If you push aside the whole leaves and recognizable leaves, you will find compost/leaf mould and most likely tons of earthworms. This is the stuff you want to use for your garden. If grandma is only using this area for leaf piles, scrape down to the subsoil -- GREAT rich topsoil under the compost. Put the leaf piles back on the subsoil to work their magic for another year or two.
From your description, I think you'll get plenty without using the undecomposed stuff in your garden beds.
For mulch, bag the dry leaves, dump them at home and run your (not mulching) lawn mower over them to chop them up. VoilÃƒÂ ! Mulch.
They don't blow away as much when chopped up and wetted down. I think mixed with grass clippings, moistened alfalfa pellets/alfalfa meal, and/or coffee grounds would be better, but not strictly necessary.

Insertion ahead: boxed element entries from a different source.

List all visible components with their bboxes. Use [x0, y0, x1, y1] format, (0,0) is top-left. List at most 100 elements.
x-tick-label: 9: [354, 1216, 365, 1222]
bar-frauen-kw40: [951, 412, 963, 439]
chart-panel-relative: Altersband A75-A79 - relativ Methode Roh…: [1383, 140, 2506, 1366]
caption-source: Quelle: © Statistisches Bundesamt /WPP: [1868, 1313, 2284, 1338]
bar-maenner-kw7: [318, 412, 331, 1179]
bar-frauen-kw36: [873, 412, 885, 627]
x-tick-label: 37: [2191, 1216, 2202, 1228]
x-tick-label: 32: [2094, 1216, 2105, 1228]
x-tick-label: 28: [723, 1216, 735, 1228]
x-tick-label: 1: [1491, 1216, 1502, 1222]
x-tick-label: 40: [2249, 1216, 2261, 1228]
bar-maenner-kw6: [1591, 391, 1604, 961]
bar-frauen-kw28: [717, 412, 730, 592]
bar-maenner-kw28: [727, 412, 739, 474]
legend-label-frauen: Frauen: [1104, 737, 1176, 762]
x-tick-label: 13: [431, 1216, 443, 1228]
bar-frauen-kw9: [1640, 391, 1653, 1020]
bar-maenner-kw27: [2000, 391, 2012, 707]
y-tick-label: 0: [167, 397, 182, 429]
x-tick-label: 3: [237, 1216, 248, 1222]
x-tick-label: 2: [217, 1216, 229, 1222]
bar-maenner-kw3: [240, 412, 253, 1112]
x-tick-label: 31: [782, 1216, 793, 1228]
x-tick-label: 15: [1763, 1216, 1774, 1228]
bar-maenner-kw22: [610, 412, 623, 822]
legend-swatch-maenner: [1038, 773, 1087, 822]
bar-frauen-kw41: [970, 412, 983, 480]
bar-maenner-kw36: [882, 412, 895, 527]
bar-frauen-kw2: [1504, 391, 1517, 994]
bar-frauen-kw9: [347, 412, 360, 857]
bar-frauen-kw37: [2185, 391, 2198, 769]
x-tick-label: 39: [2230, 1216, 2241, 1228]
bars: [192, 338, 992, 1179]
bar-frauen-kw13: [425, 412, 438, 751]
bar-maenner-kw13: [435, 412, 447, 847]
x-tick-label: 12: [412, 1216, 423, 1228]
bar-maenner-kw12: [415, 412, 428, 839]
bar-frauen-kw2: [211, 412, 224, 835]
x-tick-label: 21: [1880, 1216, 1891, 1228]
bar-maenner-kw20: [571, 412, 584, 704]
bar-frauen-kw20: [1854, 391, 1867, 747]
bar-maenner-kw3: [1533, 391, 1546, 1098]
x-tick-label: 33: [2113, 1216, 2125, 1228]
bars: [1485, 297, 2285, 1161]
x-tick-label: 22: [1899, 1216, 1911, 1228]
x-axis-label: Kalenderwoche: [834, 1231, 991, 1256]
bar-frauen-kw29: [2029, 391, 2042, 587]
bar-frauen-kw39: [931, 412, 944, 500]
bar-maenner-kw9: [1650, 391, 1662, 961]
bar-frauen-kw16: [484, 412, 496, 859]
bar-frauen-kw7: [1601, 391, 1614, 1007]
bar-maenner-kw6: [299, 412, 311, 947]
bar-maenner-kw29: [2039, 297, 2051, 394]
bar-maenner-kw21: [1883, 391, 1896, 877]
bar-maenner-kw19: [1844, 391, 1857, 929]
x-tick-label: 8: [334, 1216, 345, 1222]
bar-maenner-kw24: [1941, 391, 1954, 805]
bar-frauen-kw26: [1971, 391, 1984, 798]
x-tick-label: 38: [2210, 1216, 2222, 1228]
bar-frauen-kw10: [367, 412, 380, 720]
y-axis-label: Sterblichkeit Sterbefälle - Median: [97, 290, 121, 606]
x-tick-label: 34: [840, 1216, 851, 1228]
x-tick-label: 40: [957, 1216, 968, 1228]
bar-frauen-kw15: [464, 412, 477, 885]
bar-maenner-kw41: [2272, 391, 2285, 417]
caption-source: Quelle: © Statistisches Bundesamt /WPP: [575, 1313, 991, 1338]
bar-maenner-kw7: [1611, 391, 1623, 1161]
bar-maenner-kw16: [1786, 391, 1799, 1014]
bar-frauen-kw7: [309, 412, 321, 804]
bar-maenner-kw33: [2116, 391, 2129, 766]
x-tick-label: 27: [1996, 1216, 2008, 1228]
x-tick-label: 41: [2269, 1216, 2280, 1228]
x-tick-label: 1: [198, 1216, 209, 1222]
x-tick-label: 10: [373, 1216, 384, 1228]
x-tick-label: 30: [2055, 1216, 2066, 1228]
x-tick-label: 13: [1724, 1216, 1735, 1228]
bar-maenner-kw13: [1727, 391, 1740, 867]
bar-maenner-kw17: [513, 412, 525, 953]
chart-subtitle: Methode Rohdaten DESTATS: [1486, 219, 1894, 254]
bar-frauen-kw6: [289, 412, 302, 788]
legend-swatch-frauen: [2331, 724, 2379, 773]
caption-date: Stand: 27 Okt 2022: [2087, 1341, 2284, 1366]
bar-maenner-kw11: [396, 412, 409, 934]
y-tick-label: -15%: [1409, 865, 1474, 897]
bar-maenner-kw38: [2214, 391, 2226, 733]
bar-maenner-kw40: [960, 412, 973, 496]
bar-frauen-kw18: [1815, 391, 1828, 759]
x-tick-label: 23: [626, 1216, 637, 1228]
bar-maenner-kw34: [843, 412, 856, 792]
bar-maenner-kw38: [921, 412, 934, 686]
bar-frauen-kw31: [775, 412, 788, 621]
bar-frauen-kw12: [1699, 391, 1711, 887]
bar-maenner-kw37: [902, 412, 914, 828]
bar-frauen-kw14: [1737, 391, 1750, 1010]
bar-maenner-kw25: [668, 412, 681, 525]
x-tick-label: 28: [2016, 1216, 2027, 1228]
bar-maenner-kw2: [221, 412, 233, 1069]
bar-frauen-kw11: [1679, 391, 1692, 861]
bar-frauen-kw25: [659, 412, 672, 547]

If you have more leaves, make compost pile(s) out of them, mixed with grass, weeds, and kitchen scraps.
IMHO, corncob bedding is too much brown. They also tend to get that black mold on them.
If you are making sheet mulched/lasagna-type beds, any of the material you mentioned would be a great addition. It sounds like you'd want a bit more GREEN in there though -- more grass/weeds, alfalfa pellets, hay, manure, unfinished compost, etc.